Ictal focal beta activity (IFBA) is a rare electroencephalographic seizure pattern, predominantly reported in patients with intractable seizure disorders. One large prior study (n=16[apos]432) observed IFBA in only 0.024% of patients, most of them children with secondary epilepsies. More recently, ictal beta activity on scalp EEG and intracranial EEG was reported in patients with neocortical epilepsies undergoing presurgical evaluation. There is little data on this seizure pattern beyond such patients and studies describing it in human status epilepticus are lacking. Report of two patients, in whom IFBA became the only electroencephalographic seizure pattern in the late phase of refractory status epilepticus (RSE)(patient 1), and in non-convulsive status epilepticus (NCSE)(patient 2). Patient 1: 52 year old female patient with bitemporal non-lesional epilepsy since age 18. Non-adherence to AED treatment and methaqualone intoxication induced RSE lasting 54 days. Various treatments, pentobarbital anesthesia inclusively, failed. RSE eventually subsided under high-dose midazolam and carbamazepine. On day 42, serial episodes with complete loss of responsiveness and tonic upward-gaze were observed; EEG showed high-amplitude beta activity for 15-20 seconds, followed by attenuation. These seizures persisted until was RSE stopped.

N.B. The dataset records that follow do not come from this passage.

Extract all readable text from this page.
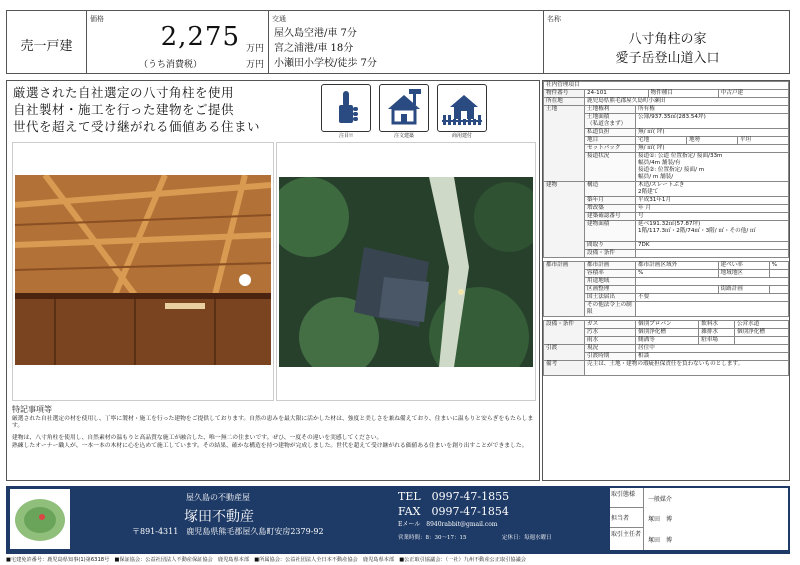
売一戸建
価格
2,275 万円
（うち消費税）	万円
交通
屋久島空港/車 7分
宮之浦港/車 18分
小瀬田小学校/徒歩 7分
名称
八寸角柱の家
愛子岳登山道入口
厳選された自社選定の八寸角柱を使用
自社製材・施工を行った建物をご提供
世代を超えて受け継がれる価値ある住まい
注目!!	注文建築	商用建付
特記事項等
厳選された自社選定の材を使用し、丁寧に製材・施工を行った建物をご提供しております。自然の恵みを最大限に活かした材は、強度と美しさを兼ね備えており、住まいに温もりと安らぎをもたらします。
建物は、八寸角柱を使用し、自然素材の温もりと高品質な施工が融合した、唯一無二の住まいです。ぜひ、一度その違いを実感してください。
熟練したオーナー職人が、一本一本の木材に心を込めて施工しています。その結果、確かな構造を持つ建物が完成しました。世代を超えて受け継がれる価値ある住まいを創り出すことができました。
社内管理項目			
物件番号	24-101	物件種目	中古戸建
所在地	鹿児島県熊毛郡屋久島町小瀬田		
土地	土地権利	所有権		
	土地面積
（私道含まず）	公簿/937.35㎡(283.54坪)		
	私道負担	無/ ㎡( 坪)		
	地目	宅地	地勢	平坦
	セットバック	無/ ㎡( 坪)		
	接道状況	接道①: 公道 位置指定/ 接面/33m
幅員/4m 舗装/有
接道②: 位置指定/ 接面/ m
幅員/ m 舗装/		
建物	構造	木造/スレートぶき
2階建て
	築年月	平成31年1月
	増改築	年 月
	建築確認番号	号
	建物面積	延べ191.32㎡(57.87坪)
1階/117.3㎡・2階/74㎡・3階/ ㎡・その他/ ㎡
	間取り	7DK
	設備・条件	
都市計画	都市計画	都市計画区域外	建ぺい率	%
	容積率	%	地域地区	
	用途地域			
	区画整理		街路計画	
	国土法届出	不要		
	その他法令上の制限			
設備・条件	ガス	個別プロパン	飲料水	公営水道
	汚水	個別浄化槽	雑排水	個別浄化槽
	雨水	側溝等	駐車場	
引渡	現況	居住中
	引渡時期	相談
備考	売主は、土地・建物の瑕疵担保責任を負わないものとします。	
屋久島の不動産屋
塚田不動産
〒891-4311　鹿児島県熊毛郡屋久島町安房2379-92
TEL　0997-47-1855
FAX　0997-47-1854
Eメール　8940rabbit@gmail.com
営業時間：8：30〜17：15	定休日：毎週水曜日
取引態様
一般媒介
担当者	塚田　博
取引主任者
塚田　博
■宅建免許番号：鹿児島県知事(1)第6318号　■保証協会：公益社団法人不動産保証協会　鹿児島県本部　■所属協会：公益社団法人全日本不動産協会　鹿児島県本部　■公正取引協議会：（一社）九州不動産公正取引協議会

Patient 2: 49 year old male schizophrenic patient without history of seizures admitted because of confusional state and hyperglycemia. Medications were quietiapine, biperiden, and risperidone. Repetitive episodes (up to 20/h) of slight tonic right-sided head version and starring started on day 2. Concomitant EEG showed high-amplitude beta-activity for 45-60 seconds followed by slowing and subsequent attenuation. NCSE responded well to lorazepam and valproic acid. Our patients both showed IFBA as the exclusive electroencephalographic seizure pattern in NCSE. IFBA must be differentiated from lateralized asymmetric non-epileptic beta activity occuring in patients with infarcts and tumors who do not experience seizures. Differential diagnosis of IFBA in our first patient additionally includes high-dose benzodiazepine treatment, but the clinical and electroencephalographic evolution render this cause very unlikely. In the second patient, seizure semiology during early NCSE allowed immediate recognition of the ictal nature of the beta activity. However, in the first patient, the ictal nature of beta activity was unequivocally recognized only after she showed a clear clinical seizure correlate (starring and upward-gaze deviation) in the late phase of RSE. With minimal or absent clinical seizure manifestations, antiepileptic treatment in NCSE is predominantly guided by EEG. Therefore, the recognition of rare or atypical electroencephalographic seizure patterns, such as IFBA, is essential in these patients.